No entanto, na realidade outra voz dizia seu nome, trazendo-a de volta para a noite de hoje, no convés de um navio, viajando com piratas pelo Novo Mundo.
Ela voltou o rosto para a voz conhecida, os olhos encontraram Usopp, de pé na frente dela, os cabelos presos em um exuberante rabo de cavalo, as tiras amarelas do macacão desciam por seu peito, serpenteando dos ombros até a cintura. Ele agora mais forte e ainda mais moreno, e para Nami parecia ainda mais bonito do que na primeira vez que o viu.
Os olhos castanhos, no entanto, pararam nas mãos do atirador, onde havia no mínimo seis alegres girassóis, ela encarou os olhos escuros de Usopp, buscando alguma dica, mas ele desviou, virando o rosto para o mar além deles.
— Eu... uh... esses girassóis... eles... — Usopp começou um pouco tímido, Nami se enterneceu.
— ... São lindos, Usopp! Eles lembram minha infância.
Usopp experimentou um instante de desespero — lembrando Arlong e outros horrores que lhe foram contados — suas mãos estremeceram levemente, então Nami cerrou os olhos e jogou o rosto para trás, sonhadora.
— Eu corria entre as laranjeiras, vestindo um macacão verde com um enorme girassol estampado na frente.
O atirador encarou-a, submersa, reflexiva. Por um momento Usopp pensou no trabalho escravo e o desespero que Nami passara, mas a sensação evaporou: Ela sorria repleta de lembranças felizes.
— Eu os trouxe de Boin, são inúteis para o combate, diferentes das outras Pop Greens... — então, com o rosto vermelho, continuou — sempre que olhava para eles eu pensava em você.
Sacudida de volta à realidade, Nami abriu os olhos e enfrentou o rosto corado de Usopp, um sorriso sem jeito surgindo no canto dos lábios. Ela apanhou as flores com devoção, e jogou os braços nos ombros dele, segurando o buquê improvisado às costas do moreno.
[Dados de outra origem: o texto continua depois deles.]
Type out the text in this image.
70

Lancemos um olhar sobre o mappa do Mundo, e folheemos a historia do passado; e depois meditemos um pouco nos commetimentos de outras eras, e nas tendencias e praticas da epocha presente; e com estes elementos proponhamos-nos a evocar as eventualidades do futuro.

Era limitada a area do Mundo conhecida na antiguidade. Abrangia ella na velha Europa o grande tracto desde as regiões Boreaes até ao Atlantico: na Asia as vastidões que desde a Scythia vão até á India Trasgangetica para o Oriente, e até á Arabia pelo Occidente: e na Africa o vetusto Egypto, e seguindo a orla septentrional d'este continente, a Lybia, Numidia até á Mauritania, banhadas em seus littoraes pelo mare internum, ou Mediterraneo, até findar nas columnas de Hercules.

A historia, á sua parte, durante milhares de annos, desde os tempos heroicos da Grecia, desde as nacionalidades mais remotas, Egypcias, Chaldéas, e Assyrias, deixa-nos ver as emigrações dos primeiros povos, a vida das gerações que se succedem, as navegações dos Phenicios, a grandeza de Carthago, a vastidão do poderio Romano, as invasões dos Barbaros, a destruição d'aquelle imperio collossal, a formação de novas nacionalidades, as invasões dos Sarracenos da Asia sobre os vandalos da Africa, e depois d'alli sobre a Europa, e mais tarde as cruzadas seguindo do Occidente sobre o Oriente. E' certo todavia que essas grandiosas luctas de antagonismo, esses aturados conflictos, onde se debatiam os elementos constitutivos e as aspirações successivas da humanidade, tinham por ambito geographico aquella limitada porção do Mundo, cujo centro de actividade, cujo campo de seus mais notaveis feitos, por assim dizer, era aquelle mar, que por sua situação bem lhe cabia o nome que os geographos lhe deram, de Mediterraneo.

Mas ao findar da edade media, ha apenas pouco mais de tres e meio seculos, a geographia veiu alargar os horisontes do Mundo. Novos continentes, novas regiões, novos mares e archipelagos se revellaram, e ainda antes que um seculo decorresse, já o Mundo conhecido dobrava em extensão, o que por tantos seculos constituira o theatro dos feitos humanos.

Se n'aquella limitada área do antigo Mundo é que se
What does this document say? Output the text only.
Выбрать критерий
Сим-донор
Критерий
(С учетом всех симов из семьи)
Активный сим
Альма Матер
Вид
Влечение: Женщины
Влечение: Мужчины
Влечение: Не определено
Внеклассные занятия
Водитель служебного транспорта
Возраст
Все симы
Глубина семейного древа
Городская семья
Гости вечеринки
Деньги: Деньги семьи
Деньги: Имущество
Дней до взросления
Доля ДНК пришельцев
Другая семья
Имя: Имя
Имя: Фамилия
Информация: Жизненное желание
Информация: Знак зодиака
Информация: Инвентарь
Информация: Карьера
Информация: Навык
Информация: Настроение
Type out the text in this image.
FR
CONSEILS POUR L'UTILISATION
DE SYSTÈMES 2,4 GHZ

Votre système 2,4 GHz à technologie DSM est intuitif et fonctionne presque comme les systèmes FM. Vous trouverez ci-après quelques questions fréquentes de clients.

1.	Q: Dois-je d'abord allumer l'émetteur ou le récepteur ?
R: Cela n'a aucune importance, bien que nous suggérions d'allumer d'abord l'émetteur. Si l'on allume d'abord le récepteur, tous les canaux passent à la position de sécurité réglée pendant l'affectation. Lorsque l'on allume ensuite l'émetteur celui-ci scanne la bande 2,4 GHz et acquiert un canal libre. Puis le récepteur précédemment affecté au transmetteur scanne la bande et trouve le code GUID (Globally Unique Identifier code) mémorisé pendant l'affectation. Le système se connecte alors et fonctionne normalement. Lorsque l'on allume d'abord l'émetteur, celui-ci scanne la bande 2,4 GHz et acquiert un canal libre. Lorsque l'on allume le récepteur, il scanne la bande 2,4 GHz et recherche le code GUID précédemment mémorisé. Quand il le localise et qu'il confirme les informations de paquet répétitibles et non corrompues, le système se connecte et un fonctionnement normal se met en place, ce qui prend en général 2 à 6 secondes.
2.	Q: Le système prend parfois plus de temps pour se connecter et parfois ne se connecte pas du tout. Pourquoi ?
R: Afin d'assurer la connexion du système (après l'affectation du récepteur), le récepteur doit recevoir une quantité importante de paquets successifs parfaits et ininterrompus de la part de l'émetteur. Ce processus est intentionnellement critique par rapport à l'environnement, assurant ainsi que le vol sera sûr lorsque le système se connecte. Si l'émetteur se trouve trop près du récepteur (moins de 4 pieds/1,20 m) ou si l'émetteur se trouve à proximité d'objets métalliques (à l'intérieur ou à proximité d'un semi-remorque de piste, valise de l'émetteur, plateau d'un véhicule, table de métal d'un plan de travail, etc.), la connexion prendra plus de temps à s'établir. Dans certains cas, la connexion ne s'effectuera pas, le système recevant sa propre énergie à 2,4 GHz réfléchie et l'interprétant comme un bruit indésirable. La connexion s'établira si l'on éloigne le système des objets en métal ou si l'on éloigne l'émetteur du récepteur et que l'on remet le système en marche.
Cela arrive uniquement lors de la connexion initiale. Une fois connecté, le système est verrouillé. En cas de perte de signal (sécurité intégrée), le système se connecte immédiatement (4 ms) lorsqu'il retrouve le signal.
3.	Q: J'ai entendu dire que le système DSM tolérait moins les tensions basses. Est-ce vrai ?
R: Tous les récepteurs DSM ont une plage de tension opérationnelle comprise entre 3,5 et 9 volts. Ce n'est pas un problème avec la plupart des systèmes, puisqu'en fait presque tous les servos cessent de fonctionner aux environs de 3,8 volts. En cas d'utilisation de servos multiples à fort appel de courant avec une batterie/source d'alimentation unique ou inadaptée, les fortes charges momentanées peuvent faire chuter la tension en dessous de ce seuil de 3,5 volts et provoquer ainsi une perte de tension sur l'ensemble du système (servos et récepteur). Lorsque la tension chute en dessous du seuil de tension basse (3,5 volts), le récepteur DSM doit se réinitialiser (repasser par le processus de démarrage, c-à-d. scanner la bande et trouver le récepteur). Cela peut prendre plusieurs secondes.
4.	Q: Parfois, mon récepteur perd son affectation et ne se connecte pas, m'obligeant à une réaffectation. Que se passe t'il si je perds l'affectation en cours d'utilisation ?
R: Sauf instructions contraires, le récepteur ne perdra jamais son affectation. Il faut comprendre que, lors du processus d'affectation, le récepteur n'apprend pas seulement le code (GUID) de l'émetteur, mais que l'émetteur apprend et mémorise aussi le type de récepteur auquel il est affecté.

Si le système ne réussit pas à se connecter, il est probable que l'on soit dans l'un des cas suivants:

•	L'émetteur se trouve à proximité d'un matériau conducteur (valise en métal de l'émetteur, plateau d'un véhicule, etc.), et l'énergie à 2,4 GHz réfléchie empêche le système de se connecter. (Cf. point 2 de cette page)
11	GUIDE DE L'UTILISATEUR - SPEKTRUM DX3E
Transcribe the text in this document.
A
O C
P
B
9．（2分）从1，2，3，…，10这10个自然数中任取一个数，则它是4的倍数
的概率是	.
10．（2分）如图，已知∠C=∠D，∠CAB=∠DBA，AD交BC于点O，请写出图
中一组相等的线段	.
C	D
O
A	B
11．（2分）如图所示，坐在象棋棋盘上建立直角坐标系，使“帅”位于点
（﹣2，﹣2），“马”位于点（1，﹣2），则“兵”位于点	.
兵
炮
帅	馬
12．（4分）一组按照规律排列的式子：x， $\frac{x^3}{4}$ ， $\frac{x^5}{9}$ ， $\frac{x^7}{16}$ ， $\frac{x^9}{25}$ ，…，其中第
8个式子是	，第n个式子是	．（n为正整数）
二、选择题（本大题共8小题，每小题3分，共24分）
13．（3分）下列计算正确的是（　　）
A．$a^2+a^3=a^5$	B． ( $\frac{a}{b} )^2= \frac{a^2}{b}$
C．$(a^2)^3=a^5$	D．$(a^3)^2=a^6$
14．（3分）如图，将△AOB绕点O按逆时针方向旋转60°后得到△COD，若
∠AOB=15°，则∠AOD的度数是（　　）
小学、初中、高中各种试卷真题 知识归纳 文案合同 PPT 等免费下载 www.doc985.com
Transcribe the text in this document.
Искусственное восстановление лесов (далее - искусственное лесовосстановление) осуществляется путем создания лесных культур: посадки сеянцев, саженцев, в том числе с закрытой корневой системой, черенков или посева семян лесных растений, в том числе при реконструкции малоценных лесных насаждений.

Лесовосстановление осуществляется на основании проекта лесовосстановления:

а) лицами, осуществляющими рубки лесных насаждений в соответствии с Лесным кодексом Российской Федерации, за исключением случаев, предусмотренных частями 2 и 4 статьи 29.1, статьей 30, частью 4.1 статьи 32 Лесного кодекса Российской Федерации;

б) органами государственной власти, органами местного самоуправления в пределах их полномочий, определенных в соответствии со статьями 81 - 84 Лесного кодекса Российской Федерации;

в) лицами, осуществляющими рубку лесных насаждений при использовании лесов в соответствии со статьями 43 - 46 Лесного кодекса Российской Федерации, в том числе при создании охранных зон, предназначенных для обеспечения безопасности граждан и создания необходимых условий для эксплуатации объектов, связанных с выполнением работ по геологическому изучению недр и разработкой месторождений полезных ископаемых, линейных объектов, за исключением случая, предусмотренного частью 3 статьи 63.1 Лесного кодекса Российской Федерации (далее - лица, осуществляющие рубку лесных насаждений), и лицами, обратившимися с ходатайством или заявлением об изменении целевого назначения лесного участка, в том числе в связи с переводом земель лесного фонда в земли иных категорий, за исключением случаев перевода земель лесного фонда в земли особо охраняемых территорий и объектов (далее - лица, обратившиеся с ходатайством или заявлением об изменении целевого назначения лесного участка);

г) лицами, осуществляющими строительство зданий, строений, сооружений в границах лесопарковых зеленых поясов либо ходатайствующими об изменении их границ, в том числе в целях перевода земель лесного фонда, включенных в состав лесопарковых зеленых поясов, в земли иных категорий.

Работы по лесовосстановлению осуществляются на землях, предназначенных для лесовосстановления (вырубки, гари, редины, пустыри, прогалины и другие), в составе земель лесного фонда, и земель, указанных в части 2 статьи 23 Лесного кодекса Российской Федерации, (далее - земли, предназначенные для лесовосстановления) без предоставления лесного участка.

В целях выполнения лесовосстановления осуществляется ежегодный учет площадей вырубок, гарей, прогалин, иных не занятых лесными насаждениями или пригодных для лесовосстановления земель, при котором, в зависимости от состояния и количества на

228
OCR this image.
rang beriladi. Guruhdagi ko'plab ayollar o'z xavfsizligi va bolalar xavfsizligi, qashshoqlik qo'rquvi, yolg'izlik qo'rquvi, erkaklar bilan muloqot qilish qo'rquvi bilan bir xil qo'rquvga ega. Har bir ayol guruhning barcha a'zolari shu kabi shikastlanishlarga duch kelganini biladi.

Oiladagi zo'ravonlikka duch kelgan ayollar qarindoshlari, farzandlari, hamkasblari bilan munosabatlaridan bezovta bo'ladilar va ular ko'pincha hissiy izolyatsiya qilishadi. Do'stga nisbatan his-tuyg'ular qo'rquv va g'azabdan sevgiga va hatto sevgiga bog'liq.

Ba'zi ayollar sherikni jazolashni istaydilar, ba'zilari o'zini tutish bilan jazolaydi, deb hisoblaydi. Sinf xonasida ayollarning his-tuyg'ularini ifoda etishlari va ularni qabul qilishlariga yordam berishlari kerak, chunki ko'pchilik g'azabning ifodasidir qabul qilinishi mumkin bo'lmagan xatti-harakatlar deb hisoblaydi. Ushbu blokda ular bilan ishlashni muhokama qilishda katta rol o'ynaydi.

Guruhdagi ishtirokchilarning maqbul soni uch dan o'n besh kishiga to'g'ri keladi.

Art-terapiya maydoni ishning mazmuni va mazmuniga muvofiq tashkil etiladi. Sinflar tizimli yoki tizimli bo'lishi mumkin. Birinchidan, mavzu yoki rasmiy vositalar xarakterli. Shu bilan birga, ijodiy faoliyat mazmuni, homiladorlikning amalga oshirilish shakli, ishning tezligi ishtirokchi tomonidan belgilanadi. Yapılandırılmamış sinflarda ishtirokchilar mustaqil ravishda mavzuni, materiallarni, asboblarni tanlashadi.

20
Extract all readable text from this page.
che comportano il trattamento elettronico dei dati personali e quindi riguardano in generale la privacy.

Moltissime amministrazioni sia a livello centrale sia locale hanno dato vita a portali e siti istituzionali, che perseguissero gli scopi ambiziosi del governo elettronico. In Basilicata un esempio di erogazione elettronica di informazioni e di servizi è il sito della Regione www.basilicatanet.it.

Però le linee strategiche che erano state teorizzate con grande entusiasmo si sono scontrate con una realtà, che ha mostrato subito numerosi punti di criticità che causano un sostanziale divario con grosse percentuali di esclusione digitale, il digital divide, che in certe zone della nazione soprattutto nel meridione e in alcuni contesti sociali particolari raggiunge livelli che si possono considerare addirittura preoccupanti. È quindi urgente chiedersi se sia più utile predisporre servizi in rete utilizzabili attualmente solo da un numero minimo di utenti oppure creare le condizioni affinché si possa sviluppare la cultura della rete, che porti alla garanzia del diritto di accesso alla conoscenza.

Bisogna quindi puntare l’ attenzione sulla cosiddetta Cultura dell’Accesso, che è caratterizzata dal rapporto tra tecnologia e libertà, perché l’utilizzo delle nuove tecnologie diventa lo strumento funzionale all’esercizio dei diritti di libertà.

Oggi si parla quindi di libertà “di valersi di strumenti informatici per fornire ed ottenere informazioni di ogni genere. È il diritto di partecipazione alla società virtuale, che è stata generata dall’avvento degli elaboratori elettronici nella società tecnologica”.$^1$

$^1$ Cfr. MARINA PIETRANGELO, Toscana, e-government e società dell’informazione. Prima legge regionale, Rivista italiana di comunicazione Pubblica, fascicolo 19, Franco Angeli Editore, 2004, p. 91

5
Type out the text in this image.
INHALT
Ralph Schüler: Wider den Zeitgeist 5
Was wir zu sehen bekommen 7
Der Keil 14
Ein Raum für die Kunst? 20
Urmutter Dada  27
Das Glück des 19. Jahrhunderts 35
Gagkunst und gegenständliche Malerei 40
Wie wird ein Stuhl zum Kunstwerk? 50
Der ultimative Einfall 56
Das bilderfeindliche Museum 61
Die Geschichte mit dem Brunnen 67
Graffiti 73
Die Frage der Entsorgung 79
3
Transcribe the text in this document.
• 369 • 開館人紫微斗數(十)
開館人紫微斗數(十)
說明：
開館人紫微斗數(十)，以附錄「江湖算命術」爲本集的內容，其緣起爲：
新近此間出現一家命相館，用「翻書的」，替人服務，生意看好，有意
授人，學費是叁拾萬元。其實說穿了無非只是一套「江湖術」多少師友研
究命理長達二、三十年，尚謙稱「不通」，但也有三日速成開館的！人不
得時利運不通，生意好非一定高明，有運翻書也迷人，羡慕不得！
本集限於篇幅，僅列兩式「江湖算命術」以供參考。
— Arigatô, Usopp... eu... não esperava por isso.
Usopp piscou desconcertado e se deixou envolver pelo abraço e pelo perfume dela, as estrelas eram cúmplices da sua felicidade. Ele sentiu o coração de Nami acelerado, batendo contra o próprio peito, ela o apertou junto a si, sufocando-o de contentamento e ele suspirou, feliz demais para falar.
Uma brisa marítima fez os galhos das laranjeiras vibrarem, tanto quanto o coração do atirador.